The Louis Armstrong House Museum promotes the cultural, historical, and humanitarian legacy of Louis Armstrong (b.1901, New Orleans; d.1971, Corona, New York) by preserving and interpreting the artist’s house and grounds, collecting and sharing archival materials, and developing public programs. With this project, Regina Bain aims to commemorate the seventieth anniversary of Louis Armstrong’s landmark, independently sponsored visit to Accra in 1956. At the crux of the American Civil Rights and Ghanaian independence movements, this visit was a turning point in Armstrong’s political consciousness. Just months later, he issued a rare public condemnation of segregation in response to the Little Rock Nine. In 1960, Armstrong embarked on a months-long tour of the African continent through the US State Department. In addition to a focus on Ghana, Bain’s research will engage with discourse around Armstrong’s impact in other African nations, including the Republic of the Congo, South Africa, and Zimbabwe.
Louis Armstrong shows a trumpet to a classroom of young men in the documentary Satchmo the Great, 1957. Collection Louis Armstrong House Museum (LAHM). Courtesy LAHM
Organized in collaboration with Odile Tevie at the
Nubuke Foundation in Accra and co-hosted by the Africa Center in East Harlem, the exhibition component of the project engages contemporary artists to respond to Armstrong, whose global fame focused attention on pressing issues across the African diaspora. Ghanaian artists working with varied forms, from sculpture to performance, and whose work connects to the African diaspora writ large, have been invited to engage historians, musicians, and archival material to create new work that speaks to these intertwined legacies.
In fall 2026, the exhibition will open in New York at the Armstrong Center, a 14,000-sq.-ft. new construction across the street from the Louis Armstrong House Museum in Queens, and at the Africa Center in Harlem. It will then travel to the Nubuke Foundation in Accra in spring 2027. Through this multi-sited collaboration, the project not only emphasizes Armstrong’s often-overlooked international impact, but moreover includes direct narratives from African artists and institutions.

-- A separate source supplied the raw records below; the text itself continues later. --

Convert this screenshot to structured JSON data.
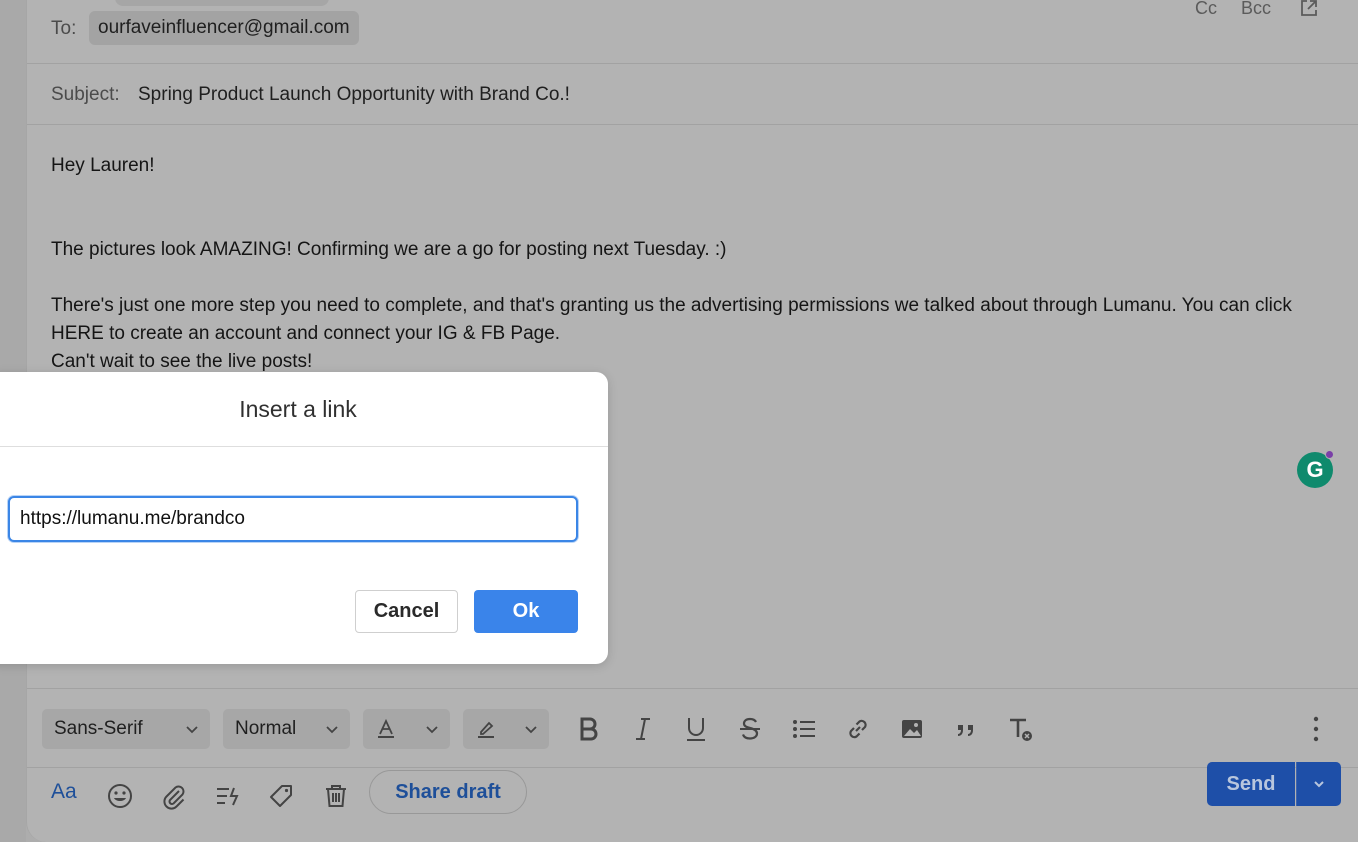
{
  "compose": {
    "to_label": "To:",
    "to_recipient": "ourfaveinfluencer@gmail.com",
    "cc_label": "Cc",
    "bcc_label": "Bcc",
    "subject_label": "Subject:",
    "subject": "Spring Product Launch Opportunity with Brand Co.!",
    "body": {
      "greeting": "Hey Lauren!",
      "line1": "The pictures look AMAZING! Confirming we are a go for posting next Tuesday. :)",
      "line2": "There's just one more step you need to complete, and that's granting us the advertising permissions we talked about through Lumanu. You can click HERE to create an account and connect your IG & FB Page.",
      "line3": "Can't wait to see the live posts!"
    }
  },
  "toolbar": {
    "font": "Sans-Serif",
    "size": "Normal",
    "icons": [
      "text-color-icon",
      "highlight-icon",
      "bold-icon",
      "italic-icon",
      "underline-icon",
      "strikethrough-icon",
      "bullet-list-icon",
      "link-icon",
      "image-icon",
      "quote-icon",
      "clear-format-icon",
      "more-options-icon"
    ]
  },
  "bottombar": {
    "aa_label": "Aa",
    "share_draft_label": "Share draft",
    "send_label": "Send"
  },
  "dialog": {
    "title": "Insert a link",
    "url_value": "https://lumanu.me/brandco",
    "cancel_label": "Cancel",
    "ok_label": "Ok"
  },
  "grammarly": {
    "letter": "G"
  },
  "colors": {
    "primary_blue": "#3a84ea",
    "send_blue": "#1e4fa8",
    "grammarly_green": "#0f8a6d"
  }
}
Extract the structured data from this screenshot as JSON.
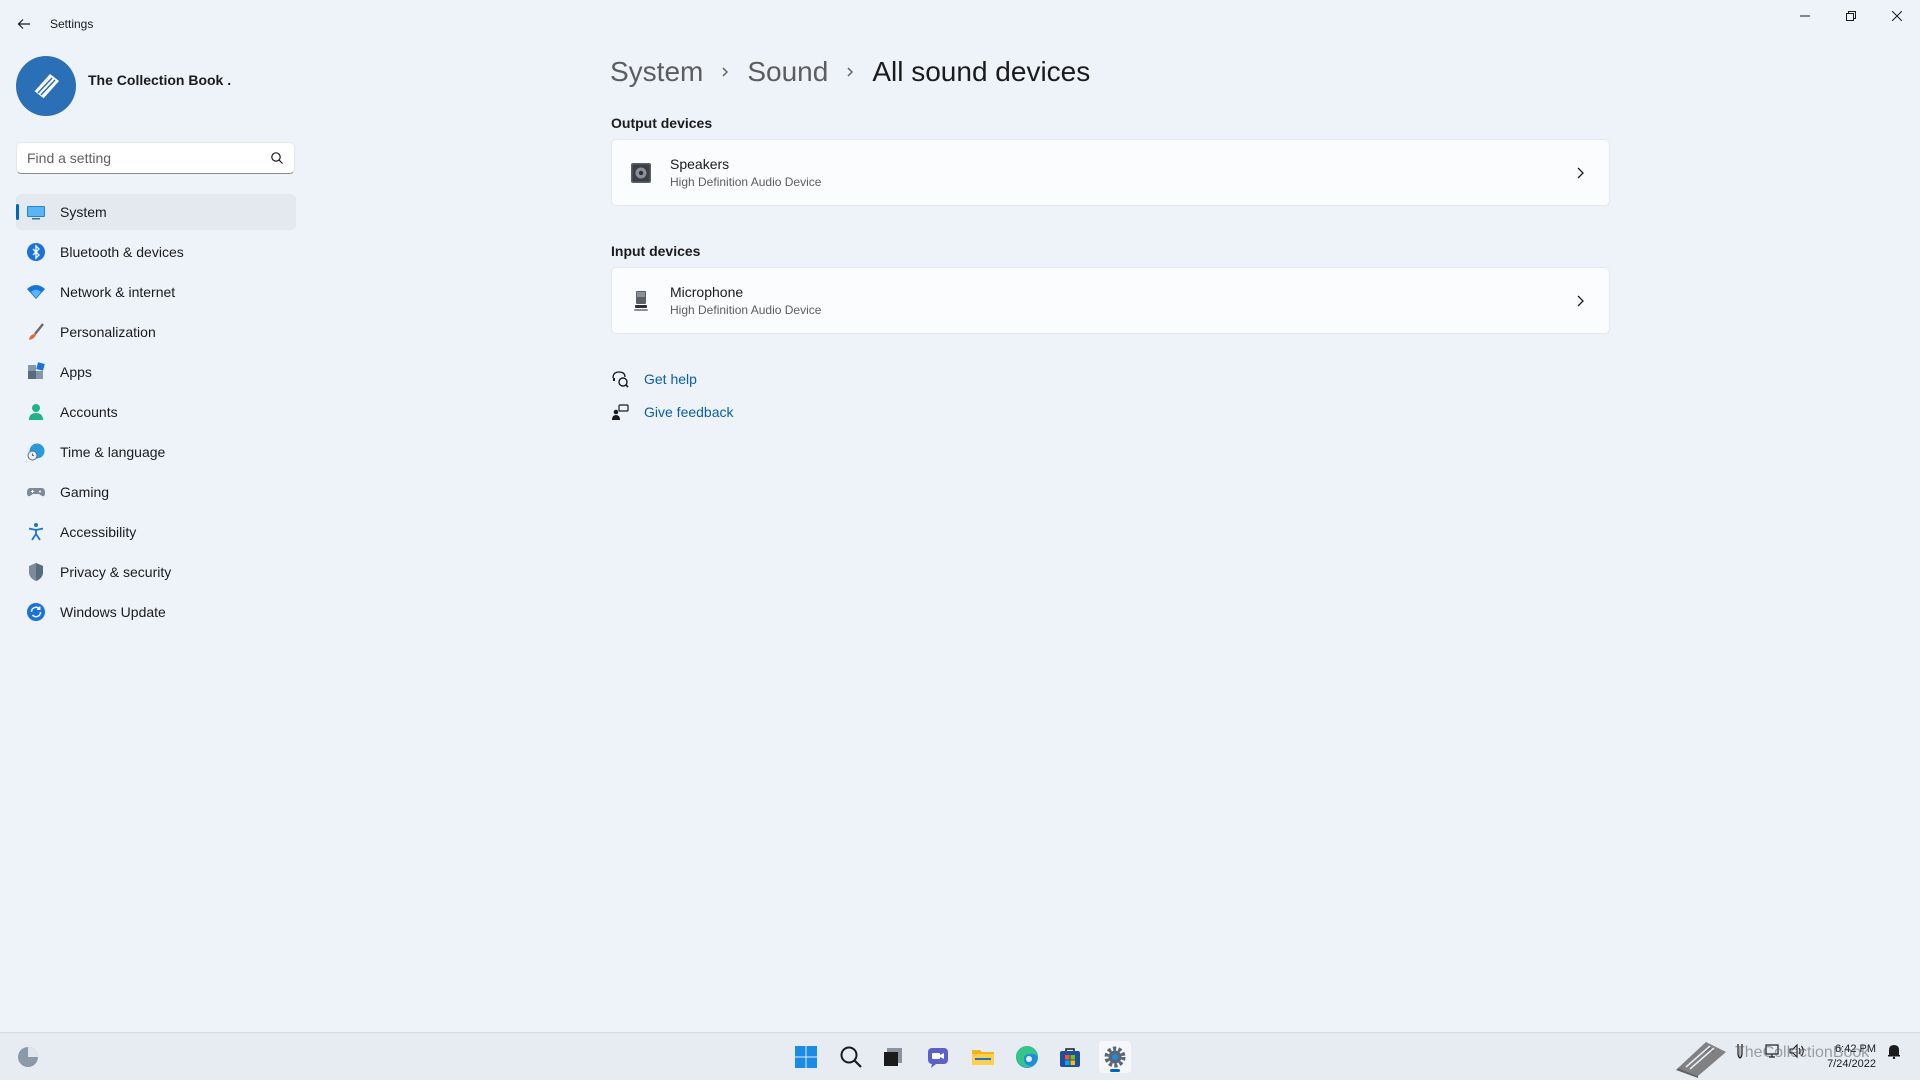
{
  "window": {
    "title": "Settings",
    "back_icon": "back-arrow-icon",
    "controls": [
      "minimize-icon",
      "restore-icon",
      "close-icon"
    ]
  },
  "profile": {
    "name": "The Collection Book ."
  },
  "search": {
    "placeholder": "Find a setting",
    "value": ""
  },
  "sidebar": {
    "items": [
      {
        "label": "System",
        "icon": "system-icon",
        "active": true
      },
      {
        "label": "Bluetooth & devices",
        "icon": "bluetooth-icon"
      },
      {
        "label": "Network & internet",
        "icon": "wifi-icon"
      },
      {
        "label": "Personalization",
        "icon": "brush-icon"
      },
      {
        "label": "Apps",
        "icon": "apps-icon"
      },
      {
        "label": "Accounts",
        "icon": "account-icon"
      },
      {
        "label": "Time & language",
        "icon": "globe-clock-icon"
      },
      {
        "label": "Gaming",
        "icon": "gamepad-icon"
      },
      {
        "label": "Accessibility",
        "icon": "accessibility-icon"
      },
      {
        "label": "Privacy & security",
        "icon": "shield-icon"
      },
      {
        "label": "Windows Update",
        "icon": "update-icon"
      }
    ]
  },
  "breadcrumb": {
    "items": [
      "System",
      "Sound"
    ],
    "current": "All sound devices"
  },
  "output": {
    "title": "Output devices",
    "devices": [
      {
        "name": "Speakers",
        "description": "High Definition Audio Device",
        "icon": "speaker-icon"
      }
    ]
  },
  "input": {
    "title": "Input devices",
    "devices": [
      {
        "name": "Microphone",
        "description": "High Definition Audio Device",
        "icon": "microphone-icon"
      }
    ]
  },
  "links": {
    "help": "Get help",
    "feedback": "Give feedback"
  },
  "taskbar": {
    "apps": [
      "start-icon",
      "search-icon",
      "task-view-icon",
      "chat-icon",
      "file-explorer-icon",
      "edge-icon",
      "store-icon",
      "settings-icon"
    ],
    "active_app": "settings-icon",
    "clock": {
      "time": "6:42 PM",
      "date": "7/24/2022"
    },
    "watermark_text": "TheCollectionBook"
  },
  "colors": {
    "accent": "#0067c0",
    "link": "#0a5dad",
    "background": "#eef3f9"
  }
}
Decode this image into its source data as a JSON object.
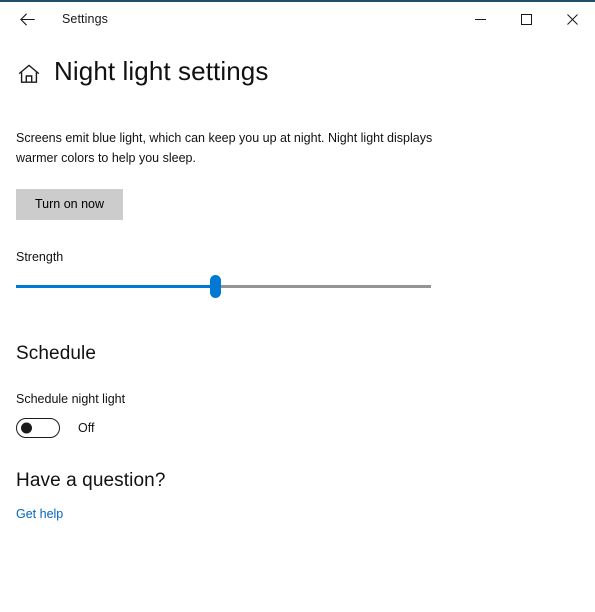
{
  "window": {
    "title": "Settings",
    "accent_color": "#204e6b",
    "back_icon": "back-arrow-icon",
    "controls": {
      "minimize_label": "Minimize",
      "maximize_label": "Maximize",
      "close_label": "Close"
    }
  },
  "page": {
    "home_icon": "home-icon",
    "title": "Night light settings",
    "description": "Screens emit blue light, which can keep you up at night. Night light displays warmer colors to help you sleep.",
    "turn_on_button_label": "Turn on now"
  },
  "strength": {
    "label": "Strength",
    "value_percent": 48,
    "fill_color": "#0078d4",
    "track_color": "#949494"
  },
  "schedule": {
    "heading": "Schedule",
    "toggle_label": "Schedule night light",
    "toggle_state": "Off"
  },
  "help": {
    "heading": "Have a question?",
    "link_label": "Get help",
    "link_color": "#0067c0"
  }
}
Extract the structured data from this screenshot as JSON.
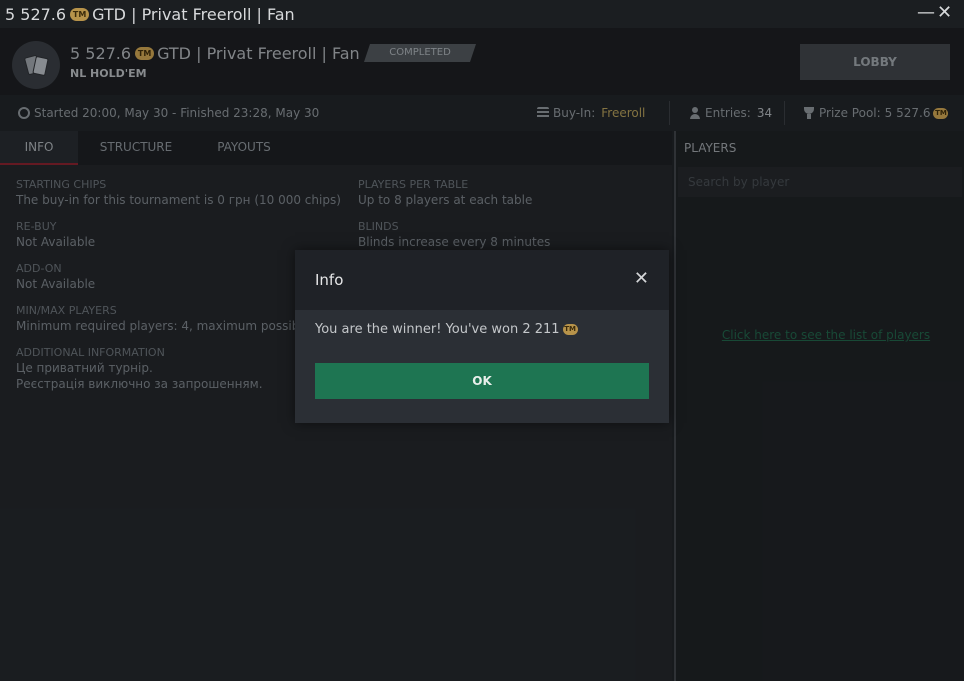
{
  "window": {
    "title_amount": "5 527.6",
    "title_rest": "GTD | Privat Freeroll | Fan",
    "minimize_glyph": "—",
    "close_glyph": "✕"
  },
  "header": {
    "title_amount": "5 527.6",
    "title_rest": "GTD | Privat Freeroll | Fan",
    "game_type": "NL HOLD'EM",
    "status_badge": "COMPLETED",
    "lobby_label": "LOBBY"
  },
  "coin_icon_text": "TM",
  "strip": {
    "schedule": "Started 20:00, May 30  -  Finished 23:28, May 30",
    "buyin_label": "Buy-In:",
    "buyin_value": "Freeroll",
    "entries_label": "Entries:",
    "entries_value": "34",
    "prize_label": "Prize Pool:",
    "prize_value": "5 527.6"
  },
  "tabs": [
    {
      "label": "INFO",
      "active": true
    },
    {
      "label": "STRUCTURE",
      "active": false
    },
    {
      "label": "PAYOUTS",
      "active": false
    }
  ],
  "info": {
    "starting_chips": {
      "label": "STARTING CHIPS",
      "value": "The buy-in for this tournament is 0 грн (10 000 chips)"
    },
    "rebuy": {
      "label": "RE-BUY",
      "value": "Not Available"
    },
    "addon": {
      "label": "ADD-ON",
      "value": "Not Available"
    },
    "minmax": {
      "label": "MIN/MAX PLAYERS",
      "value": "Minimum required players: 4, maximum possible:"
    },
    "additional": {
      "label": "ADDITIONAL INFORMATION",
      "line1": "Це приватний турнір.",
      "line2": "Реєстрація виключно за запрошенням."
    },
    "players_per_table": {
      "label": "PLAYERS PER TABLE",
      "value": "Up to 8 players at each table"
    },
    "blinds": {
      "label": "BLINDS",
      "value": "Blinds increase every 8 minutes"
    }
  },
  "players": {
    "header": "PLAYERS",
    "search_placeholder": "Search by player",
    "link": "Click here to see the list of players"
  },
  "dialog": {
    "title": "Info",
    "close_glyph": "✕",
    "message": "You are the winner! You've won 2 211",
    "ok_label": "OK"
  }
}
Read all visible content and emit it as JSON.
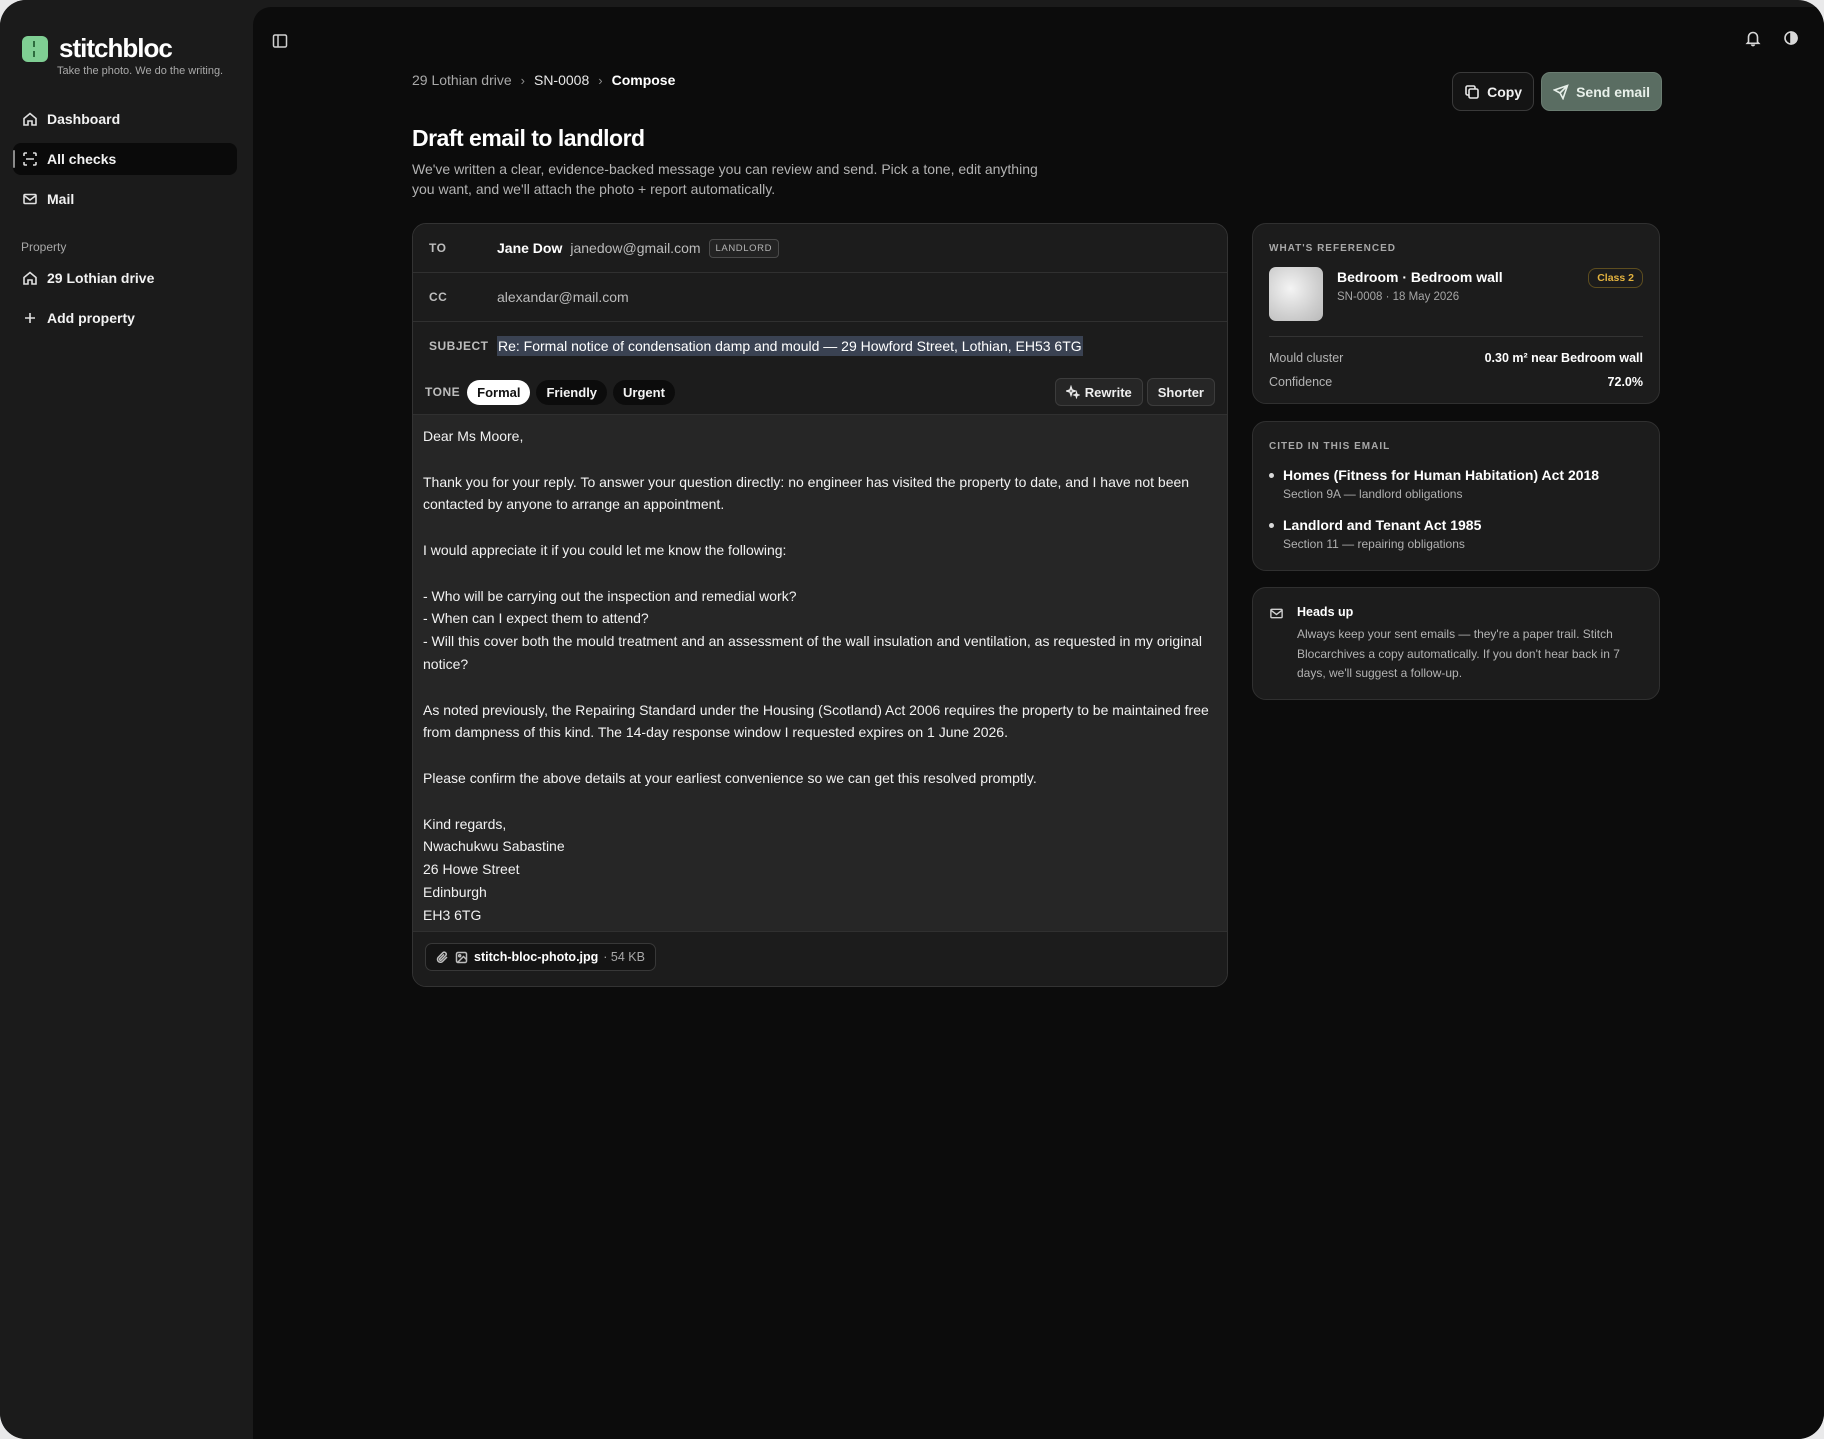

Reel-to-reel tape recorded by Louis Armstrong. Collection Louis Armstrong House Museum (LAHM). Courtesy LAHM
Regina Bain is Executive Director of the Louis Armstrong House Museum (LAHM), where she stewards the preservation of Armstrong’s landmarked home and the largest archive of any single jazz musician. In 2023, under her leadership, LAHM opened the $26 million Armstrong Center, which houses a seventy-five-seat performance space and the sixty-thousand-piece archive of Louis and Lucille Armstrong. Bain is currently organizing a digital experience on jazz and hip-hop in Queens. Prior to LAHM, she served as Associate Vice President of the Posse Foundation, a national leadership and college access program. She is a co-facilitator of Culture @3, a community of cultural leaders in New York, and formerly served on the Yale University Alumni Board of Governors. Her writing is featured in the Handbook of Black Librarianship (Bloomsbury, third edition, 2024).